The term “lubricant” as used herein is intended to mean substances used in solid dosage formulations to reduce friction during compression of the solid dosage. Such compounds include, by way of example and without limitation, calcium stearate, magnesium stearate, mineral oil, stearic acid, zinc stearate, combinations thereof and other such materials known to those of ordinary skill in the art.
The term “disintegrant” as used herein is intended to mean a compound used in solid dosage formulations to promote the disruption of the solid mass into smaller particles which are more readily dispersed or dissolved. Exemplary disintegrants include, by way of example and without limitation, starches such as corn starch, potato starch, pregelatinized, sweeteners, clays, such as bentonite, microcrystalline cellulose, carsium, alginates, sodium starch glycolate, gums such as agar, guar, locust bean, karaya, pectin, tragacanth, combinations thereof and other such materials known to those of ordinary skill in the art.
The term “wetting agent” as used herein is intended to mean a compound used to aid in attaining intimate contact between solid particles and liquids. Exemplary wetting agents include, by way of example and without limitation, gelatin, casein, lecithin (phosphatides), gum acacia, cholesterol, tragacanth, stearic acid, benzalkonium chloride, calcium stearate, glycerol monostearate, cetostearyl alcohol, cetomacrogol emulsifying wax, sorbitan esters, polyoxyethylene alkyl ethers (e.g., macrogol ethers such as cetomacrogol 1000), polyoxyethylene castor oil derivatives, polyoxyethylene sorbitan fatty acid esters, polyethylene glycols, polyoxyethylene stearates colloidal silicon dioxide, phosphates, sodium dodecylsulfate, carboxymethylcellulose calcium, carboxymethylcellulose sodium, methylcellulose, hydroxyethylcellulose, hydroxylpropylcellulose, hydroxypropylmethylcellulose phthalate, noncrystalline cellulose, magnesium aluminum silicate, triethanolamine, polyvinyl alcohol, and polyvinylpyrrolidone (PVP).

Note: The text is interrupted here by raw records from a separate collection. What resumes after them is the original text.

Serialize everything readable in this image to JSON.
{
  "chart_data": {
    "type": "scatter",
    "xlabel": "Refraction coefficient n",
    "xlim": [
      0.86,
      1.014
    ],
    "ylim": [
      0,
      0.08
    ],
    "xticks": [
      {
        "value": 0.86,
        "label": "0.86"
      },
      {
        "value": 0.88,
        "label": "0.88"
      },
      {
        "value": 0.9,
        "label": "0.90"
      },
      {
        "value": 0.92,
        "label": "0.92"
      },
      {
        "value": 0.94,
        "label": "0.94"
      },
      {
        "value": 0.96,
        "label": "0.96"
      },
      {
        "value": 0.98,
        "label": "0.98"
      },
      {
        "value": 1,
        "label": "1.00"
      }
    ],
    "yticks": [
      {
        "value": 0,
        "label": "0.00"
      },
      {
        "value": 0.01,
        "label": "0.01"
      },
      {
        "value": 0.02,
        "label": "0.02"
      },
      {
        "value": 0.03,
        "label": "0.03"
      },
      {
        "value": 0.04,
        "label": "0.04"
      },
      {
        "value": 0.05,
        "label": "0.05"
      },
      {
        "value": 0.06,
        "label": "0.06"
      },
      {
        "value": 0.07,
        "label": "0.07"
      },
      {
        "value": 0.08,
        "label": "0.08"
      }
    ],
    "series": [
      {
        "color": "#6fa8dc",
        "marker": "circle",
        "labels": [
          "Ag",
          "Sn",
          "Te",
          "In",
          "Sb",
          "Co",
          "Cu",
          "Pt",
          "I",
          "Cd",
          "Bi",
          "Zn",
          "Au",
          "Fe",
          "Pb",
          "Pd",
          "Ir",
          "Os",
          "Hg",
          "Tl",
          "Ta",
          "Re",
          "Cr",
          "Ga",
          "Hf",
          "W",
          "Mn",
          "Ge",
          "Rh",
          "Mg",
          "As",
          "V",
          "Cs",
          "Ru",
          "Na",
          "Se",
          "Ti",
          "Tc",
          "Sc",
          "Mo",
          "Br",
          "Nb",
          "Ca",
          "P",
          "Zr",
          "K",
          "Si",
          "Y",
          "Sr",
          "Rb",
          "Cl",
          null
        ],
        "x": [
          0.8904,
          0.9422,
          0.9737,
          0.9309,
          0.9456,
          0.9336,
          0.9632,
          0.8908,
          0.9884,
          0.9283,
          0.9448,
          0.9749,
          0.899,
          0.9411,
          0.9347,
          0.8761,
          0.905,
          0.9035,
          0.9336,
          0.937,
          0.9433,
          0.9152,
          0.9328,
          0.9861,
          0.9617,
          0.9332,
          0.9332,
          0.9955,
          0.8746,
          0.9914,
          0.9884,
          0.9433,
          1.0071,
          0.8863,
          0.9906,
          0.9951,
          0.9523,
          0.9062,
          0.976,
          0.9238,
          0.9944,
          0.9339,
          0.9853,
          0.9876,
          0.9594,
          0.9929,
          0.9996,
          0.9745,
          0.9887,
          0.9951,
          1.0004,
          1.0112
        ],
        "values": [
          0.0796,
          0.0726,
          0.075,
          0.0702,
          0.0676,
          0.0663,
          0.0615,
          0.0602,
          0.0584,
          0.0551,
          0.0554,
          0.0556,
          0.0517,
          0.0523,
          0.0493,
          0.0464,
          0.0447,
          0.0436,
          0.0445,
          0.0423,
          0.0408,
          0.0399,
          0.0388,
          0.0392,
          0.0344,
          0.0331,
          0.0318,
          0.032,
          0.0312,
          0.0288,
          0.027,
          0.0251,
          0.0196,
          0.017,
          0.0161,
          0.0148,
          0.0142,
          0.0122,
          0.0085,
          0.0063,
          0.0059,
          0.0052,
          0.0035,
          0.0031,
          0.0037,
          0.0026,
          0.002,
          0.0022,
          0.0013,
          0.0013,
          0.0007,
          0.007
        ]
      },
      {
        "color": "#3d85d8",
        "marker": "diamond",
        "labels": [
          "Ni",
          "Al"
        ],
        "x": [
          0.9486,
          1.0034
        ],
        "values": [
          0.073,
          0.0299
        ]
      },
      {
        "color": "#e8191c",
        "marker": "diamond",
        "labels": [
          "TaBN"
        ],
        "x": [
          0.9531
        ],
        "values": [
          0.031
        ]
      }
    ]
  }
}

All ranges disclosed herein are inclusive and combinable. While the invention has been described with reference to a preferred embodiment, it will be understood by those skilled in the art that various changes may be made and equivalents may be substituted for elements thereof without departing from the scope of the invention. In addition, many modifications may be made to adapt a particular situation or material to the teachings of the invention without departing from essential scope thereof. Therefore, it is intended that the invention not be limited to the particular embodiment disclosed as the best mode contemplated for carrying out this invention, but that the invention will include all embodiments falling within the scope of the appended claims.